The beginning of a new year is a time when many of us reflect on our lives and our hopes and concerns. Knowing that the short winter days are beginning to lengthen again and seeing our world enlivened with bulbs coming up and catkins on the trees can stimulate ideas of growth and renewal. This may lead people to decide on important life changes, perhaps increasing exercise or adopting a healthier diet or attempting to make more fundamental changes in relationships or work or lifestyle. For those who are aware that their lives are constrained or otherwise affected by health problems or by difficulties in how they relate to the world and to those around them something more than self-help may be needed. The difficulty may then be how to find the right kind of help. For those who have not found the help they need through conventional medicine the services available through the Natural Practice may have much to offer.
Over a long career in general practice I was struck by the many different ways in which people with health problems find the kind of help that is useful for them. Very often this help turns out to have little to do with conventional medicine and the most useful thing that I could do as a GP was to help patients make sense of their symptoms and experiences. While there are problems and conditions for which modern medicine can offer dramatic and curative solutions this is not the case for many of the disorders that can blight our lives. Even when conventional medicine has apparently effective treatments these work well for some people but not for others, and this can cause those who have not been helped by conventional treatment to feel that there is no way for them to feel better. Fortunately there are many other approaches to addressing health problems. The various forms of alternative or complementary therapies probably have most to offer when conventional medicine has proved ineffective, so most people seeking help through settings such as The Natural Practice will already have tried conventional medicine or will have reasons why they do not want to follow a conventional approach.

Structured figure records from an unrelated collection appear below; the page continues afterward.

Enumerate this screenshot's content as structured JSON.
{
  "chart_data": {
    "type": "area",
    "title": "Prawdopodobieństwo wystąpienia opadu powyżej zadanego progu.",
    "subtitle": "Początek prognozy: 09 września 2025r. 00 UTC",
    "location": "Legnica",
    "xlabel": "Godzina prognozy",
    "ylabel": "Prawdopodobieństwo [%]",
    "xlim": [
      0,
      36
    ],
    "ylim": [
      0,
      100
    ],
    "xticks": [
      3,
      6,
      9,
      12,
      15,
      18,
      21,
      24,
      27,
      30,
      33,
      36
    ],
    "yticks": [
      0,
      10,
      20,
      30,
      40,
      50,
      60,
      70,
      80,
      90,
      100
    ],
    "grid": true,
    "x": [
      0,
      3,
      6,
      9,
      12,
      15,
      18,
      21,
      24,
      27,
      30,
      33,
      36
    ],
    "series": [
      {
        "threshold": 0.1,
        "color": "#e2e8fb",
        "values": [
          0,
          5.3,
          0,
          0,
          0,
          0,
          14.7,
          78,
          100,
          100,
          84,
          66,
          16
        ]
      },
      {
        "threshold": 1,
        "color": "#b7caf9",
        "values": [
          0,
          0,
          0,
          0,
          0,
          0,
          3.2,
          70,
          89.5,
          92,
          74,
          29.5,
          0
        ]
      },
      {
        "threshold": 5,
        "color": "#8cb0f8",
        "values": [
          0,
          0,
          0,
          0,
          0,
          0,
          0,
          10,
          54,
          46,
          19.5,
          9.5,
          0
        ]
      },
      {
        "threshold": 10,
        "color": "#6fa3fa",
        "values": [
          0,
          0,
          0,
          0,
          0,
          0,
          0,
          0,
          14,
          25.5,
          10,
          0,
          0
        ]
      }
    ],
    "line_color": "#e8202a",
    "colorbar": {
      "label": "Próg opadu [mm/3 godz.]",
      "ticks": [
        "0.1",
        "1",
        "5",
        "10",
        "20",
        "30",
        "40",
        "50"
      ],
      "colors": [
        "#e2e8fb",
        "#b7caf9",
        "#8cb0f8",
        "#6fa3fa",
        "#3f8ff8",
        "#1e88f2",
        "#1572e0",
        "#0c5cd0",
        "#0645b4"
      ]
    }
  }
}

One of the most characteristic features of most alternative therapies is that they are based on treating each patient as an individual and trying to discern the treatment that is most appropriate for their particular circumstances and symptoms. This is true for example, in homeopathy, where the homeopath’s task is to listen closely to the individual’s experiences in order to find a remedy that matches the patient’s condition. We often hear of homeopathy being criticised for not being evidence based and this has been used as an argument for withdrawing NHS funding for homeopathy. In fact there are many high quality studies that support the effectiveness of homeopathy and a homeopath’s choice of remedy is based on very carefully collected accounts of the effects of particular remedies. However, because treatment is so tailored to the individual’s symptoms and experience, homeopathic treatment does not lend itself well to analysis through Randomised Control Trials ( RCTs) which are often said to be the gold-standard of conventional medicine trials. Those fervently arguing that only those treatments shown to be effective in RCTs should be permitted seldom admit that even treatments that seem to do well in RCTs very rarely work for everyone. This means that even for conventional treatments with a supposedly strong evidence base, many patients may need to take treatment for a single patient to benefit. Alternative therapy practitioners know that they are trying to find the best treatment for their individual patient rather than using a blanket treatment method that ignores patient’s unique experiences.
Dr Tim Foster, Medical Homeopath at the Natural Practice.